La maîtrise des dépenses ne doit pas uniquement être appliquée aux collectivités locales, mais également à d'autres administrations publiques, par exemple l'Unédic. Il conviendrait d'isoler les régimes obligatoires de base de sécurité sociale, d'une part, et toute la partie de la sécurité sociale qui n'est pas maîtrisée par l'État, d'autre part.
Je précise que, justement, la seule norme de dépense que l'État prescrit en matière sociale concerne l'ONDAM, et non pas l'UNEDIC ou les régimes de retraite complémentaire.
Dans ce cas, le raisonnement du rapporteur général conduit à considérer que la programmation du solde des administrations publiques, qui inclut également celui des collectivités territoriales, serait tout aussi contraire à l'article 72 de la Constitution.
Non. Le projet de loi de programmation repose sur un équilibre entre des objectifs, déclinés sous forme de soldes à caractère programmatique, et des prescriptions plus strictes qui sont réservées aux dépenses sur lesquelles les pouvoirs publics disposent d'une certaine maîtrise.
Ce débat montre l'ambiguïté de la loi de programmation. Par son truchement, la représentation nationale fixe des objectifs de dépense publique au-delà de l'État, qui pourraient valoir incitation à légiférer, notamment sur les collectivités territoriales.
Cet aspect ne concerne pas que les collectivités locales, mais pourrait également toucher, par exemple, les dépenses que l'État assume au titre de sa fonction de réassurance dans le champ social.
La Commission repousse ces amendements.
Article 6 : Norme annuelle d'évolution des concours de l'État au profit des collectivités territoriales :
La Commission examine les amendements identiques n° 26 de M. Jean-Pierre Brard et n° 29 de M. Charles de Courson.

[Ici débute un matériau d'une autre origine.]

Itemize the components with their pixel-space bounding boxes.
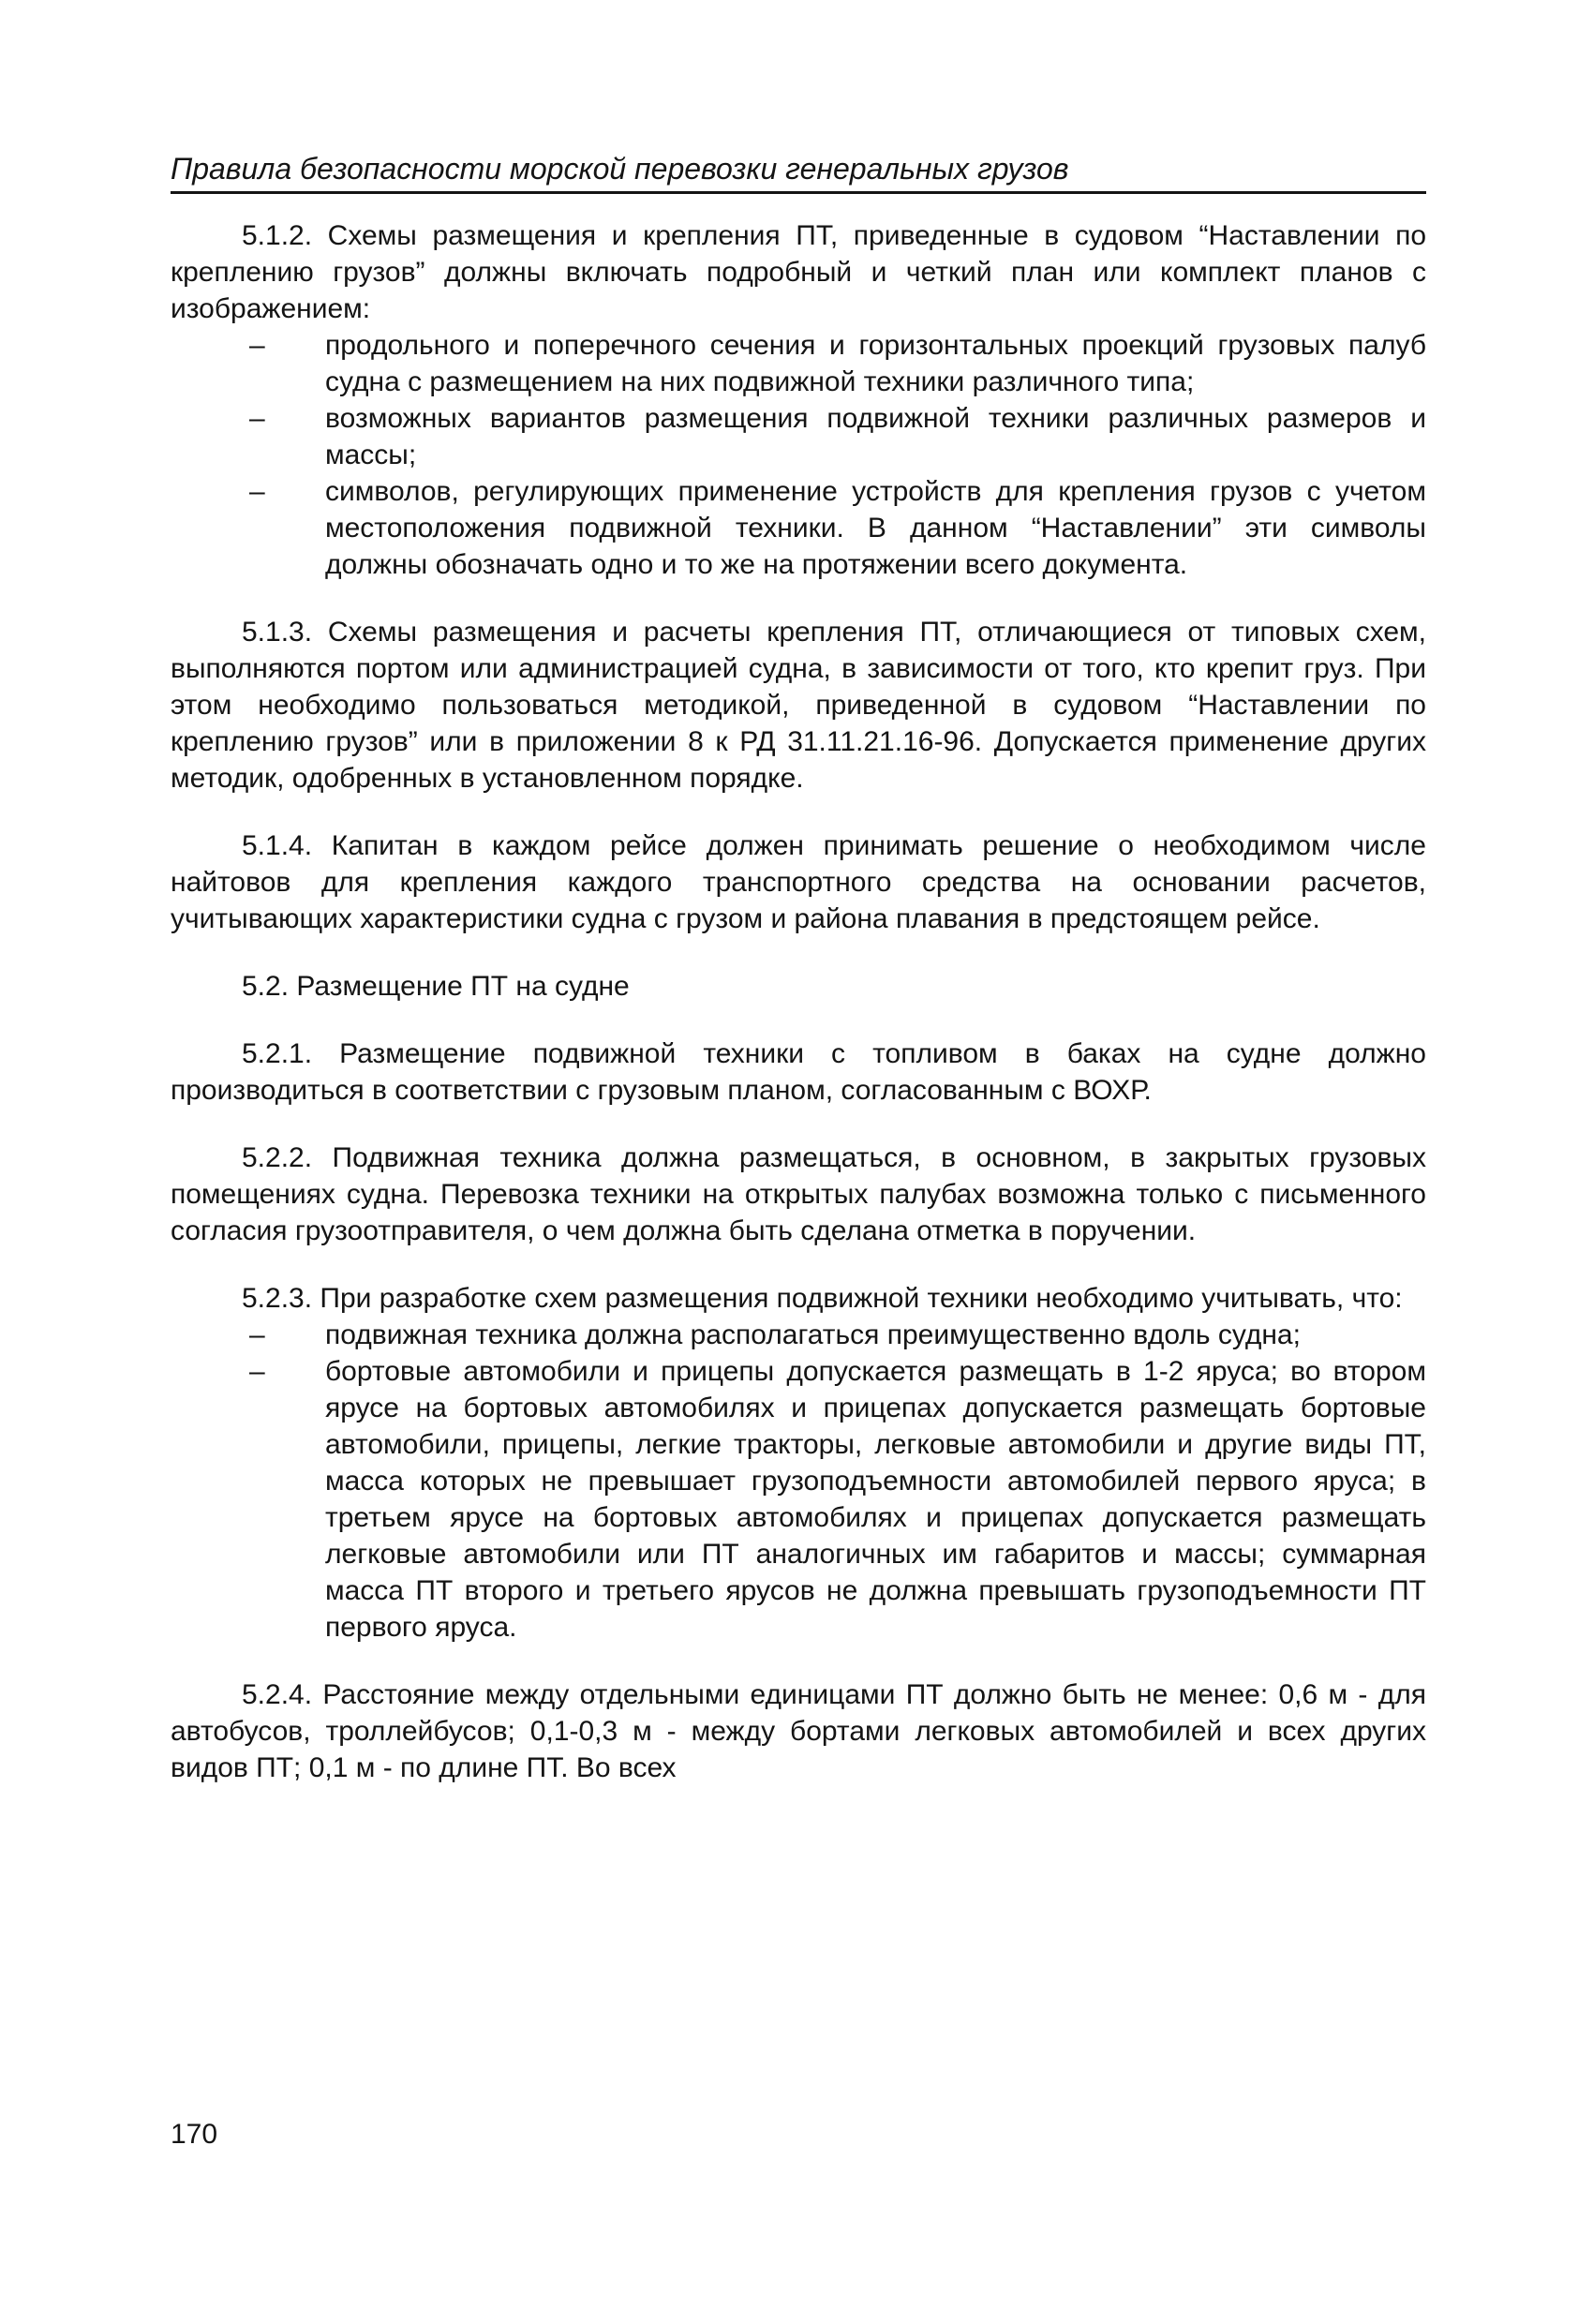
list-5-2-3 <box>171 1317 1426 1646</box>
paragraph-5-1-2: 5.1.2. Схемы размещения и крепления ПТ, приведенные в судовом “Наставлении по креплению грузов” должны включать подробный и четкий план или комплект планов с изображением: <box>171 220 1426 324</box>
list-item: – символов, регулирующих применение устройств для крепления грузов с учетом местоположения подвижной техники. В данном “Наставлении” эти символы должны обозначать одно и то же на протяжении всего документа. <box>171 473 1426 583</box>
paragraph-5-2-2: 5.2.2. Подвижная техника должна размещаться, в основном, в закрытых грузовых помещениях судна. Перевозка техники на открытых палубах возможна только с письменного согласия грузоотправителя, о чем должна быть сделана отметка в поручении. <box>171 1142 1426 1246</box>
paragraph-5-1-4: 5.1.4. Капитан в каждом рейсе должен принимать решение о необходимом числе найтовов для крепления каждого транспортного средства на основании расчетов, учитывающих характеристики судна с грузом и района плавания в предстоящем рейсе. <box>171 830 1426 934</box>
page-content <box>171 217 1426 1786</box>
running-header: Правила безопасности морской перевозки генеральных грузов <box>171 150 1426 194</box>
list-5-1-2 <box>171 327 1426 583</box>
paragraph-5-1-3: 5.1.3. Схемы размещения и расчеты крепления ПТ, отличающиеся от типовых схем, выполняются портом или администрацией судна, в зависимости от того, кто крепит груз. При этом необходимо пользоваться методикой, приведенной в судовом “Наставлении по креплению грузов” или в приложении 8 к РД 31.11.21.16-96. Допускается применение других методик, одобренных в установленном порядке. <box>171 617 1426 794</box>
page-number: 170 <box>171 2119 218 2150</box>
list-item: – возможных вариантов размещения подвижной техники различных размеров и массы; <box>171 400 1426 473</box>
paragraph-5-2-1: 5.2.1. Размещение подвижной техники с топливом в баках на судне должно производиться в соответствии с грузовым планом, согласованным с ВОХР. <box>171 1038 1426 1106</box>
section-heading-5-2: 5.2. Размещение ПТ на судне <box>242 971 630 1002</box>
paragraph-5-2-3: 5.2.3. При разработке схем размещения подвижной техники необходимо учитывать, что: <box>242 1283 1403 1314</box>
paragraph-5-2-4: 5.2.4. Расстояние между отдельными единицами ПТ должно быть не менее: 0,6 м - для автобусов, троллейбусов; 0,1-0,3 м - между бортами легковых автомобилей и всех других видов ПТ; 0,1 м - по длине ПТ. Во всех <box>171 1679 1426 1783</box>
list-item: – бортовые автомобили и прицепы допускается размещать в 1-2 яруса; во втором ярусе на бортовых автомобилях и прицепах допускается размещать бортовые автомобили, прицепы, легкие тракторы, легковые автомобили и другие виды ПТ, масса которых не превышает грузоподъемности автомобилей первого яруса; в третьем ярусе на бортовых автомобилях и прицепах допускается размещать легковые автомобили или ПТ аналогичных им габаритов и массы; суммарная масса ПТ второго и третьего ярусов не должна превышать грузоподъемности ПТ первого яруса. <box>171 1353 1426 1646</box>
list-item: – подвижная техника должна располагаться преимущественно вдоль судна; <box>171 1317 1426 1353</box>
list-item: – продольного и поперечного сечения и горизонтальных проекций грузовых палуб судна с размещением на них подвижной техники различного типа; <box>171 327 1426 400</box>
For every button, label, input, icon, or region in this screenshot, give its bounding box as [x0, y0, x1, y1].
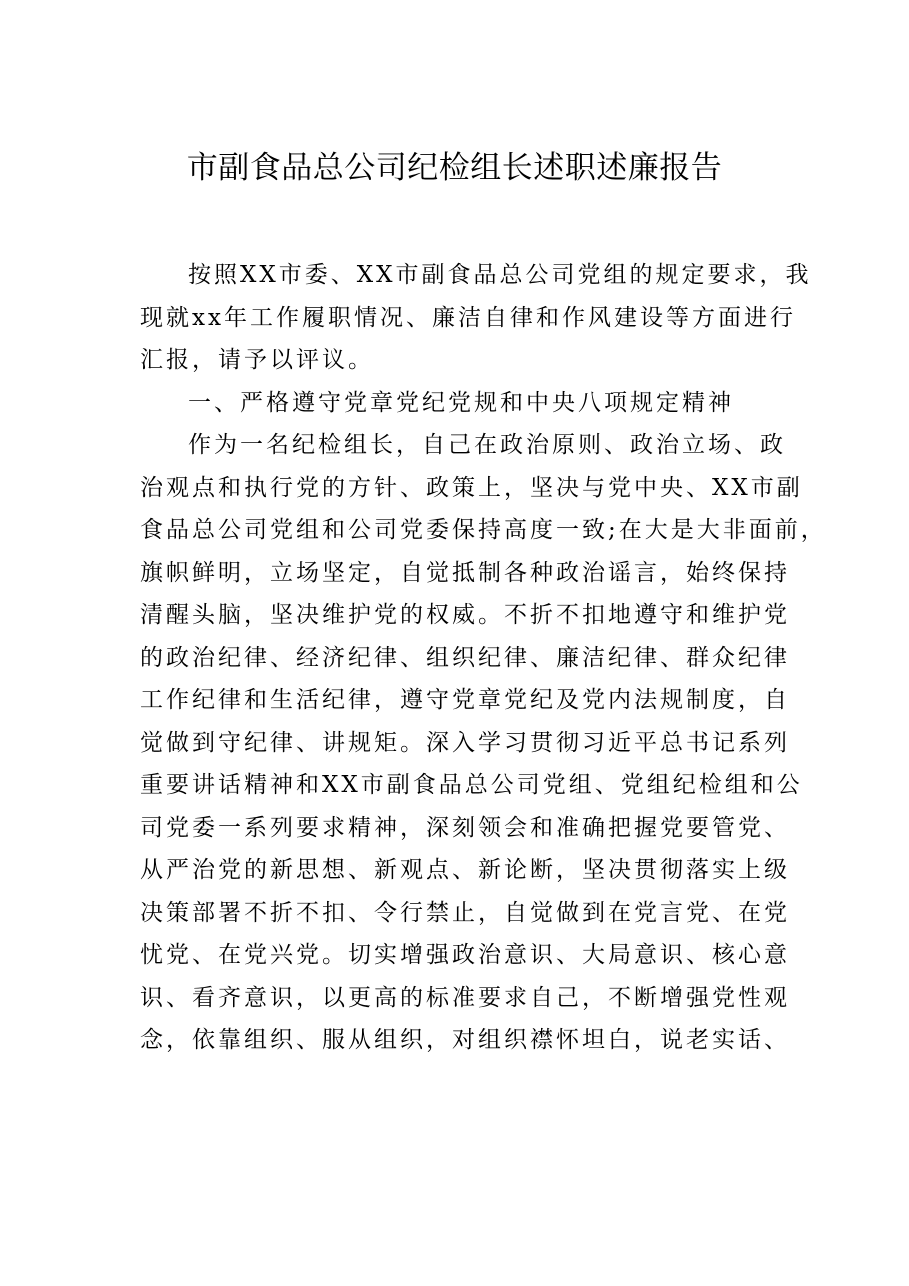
paragraph-line: 食品总公司党组和公司党委保持高度一致;在大是大非面前，	[140, 517, 827, 543]
paragraph-line: 现就xx年工作履职情况、廉洁自律和作风建设等方面进行	[140, 304, 796, 331]
paragraph-line: 从严治党的新思想、新观点、新论断，坚决贯彻落实上级	[140, 857, 790, 883]
paragraph-line: 忧党、在党兴党。切实增强政治意识、大局意识、核心意	[140, 942, 790, 968]
paragraph-line: 识、看齐意识，以更高的标准要求自己，不断增强党性观	[140, 984, 790, 1011]
section-heading: 一、严格遵守党章党纪党规和中央八项规定精神	[188, 389, 734, 416]
paragraph-line: 念，依靠组织、服从组织，对组织襟怀坦白，说老实话、	[140, 1027, 790, 1053]
paragraph-line: 作为一名纪检组长，自己在政治原则、政治立场、政	[188, 432, 786, 458]
paragraph-line: 按照XX市委、XX市副食品总公司党组的规定要求，我	[188, 262, 812, 288]
paragraph-line: 决策部署不折不扣、令行禁止，自觉做到在党言党、在党	[140, 899, 790, 926]
paragraph-line: 的政治纪律、经济纪律、组织纪律、廉洁纪律、群众纪律	[140, 644, 790, 671]
paragraph-line: 觉做到守纪律、讲规矩。深入学习贯彻习近平总书记系列	[140, 729, 790, 756]
paragraph-line: 工作纪律和生活纪律，遵守党章党纪及党内法规制度，自	[140, 687, 790, 713]
paragraph-line: 旗帜鲜明，立场坚定，自觉抵制各种政治谣言，始终保持	[140, 559, 790, 586]
document-title: 市副食品总公司纪检组长述职述廉报告	[186, 150, 723, 186]
paragraph-line: 重要讲话精神和XX市副食品总公司党组、党组纪检组和公	[140, 772, 803, 798]
document-body	[140, 254, 827, 1062]
paragraph-line: 清醒头脑，坚决维护党的权威。不折不扣地遵守和维护党	[140, 602, 790, 628]
paragraph-line: 治观点和执行党的方针、政策上，坚决与党中央、XX市副	[140, 474, 803, 501]
paragraph-line: 汇报，请予以评议。	[140, 347, 374, 373]
paragraph-line: 司党委一系列要求精神，深刻领会和准确把握党要管党、	[140, 814, 790, 841]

Le Fonds de compensation de la taxe sur la valeur ajoutée (FCTVA) devrait être exclu du périmètre normé des concours de l'État aux collectivités locales, quitte à fixer l'évolution de ce périmètre à 0,8 % par an.
Je suis défavorable à cet amendement. L'objectif du Gouvernement est bel et bien que l'ensemble des concours de l'État, y compris le FCTVA, progresse comme l'inflation prévisionnelle, la croissance très dynamique du Fonds devant être compensée au sein de cette enveloppe.
La Commission repousse ces amendements.
Chapitre III
LA MAÎTRISE DES RECETTES
Avant l'article 8 :
Suivant l'avis défavorable du Rapporteur général, la Commission repousse les amendements n°s 16 et 14 de M. Didier Migaud.
Article 8 : Affectation des surplus des impositions de toute nature à la réduction du déficit du budget de l'État :
Suivant l'avis défavorable du rapporteur général, la Commission repousse l'amendement n° 21 de M. Jérôme Cahuzac.
Après l'article 10 :
Suivant l'avis défavorable du Rapporteur général, la Commission repousse les amendements n°s 12 et 13 de M. Didier Migaud.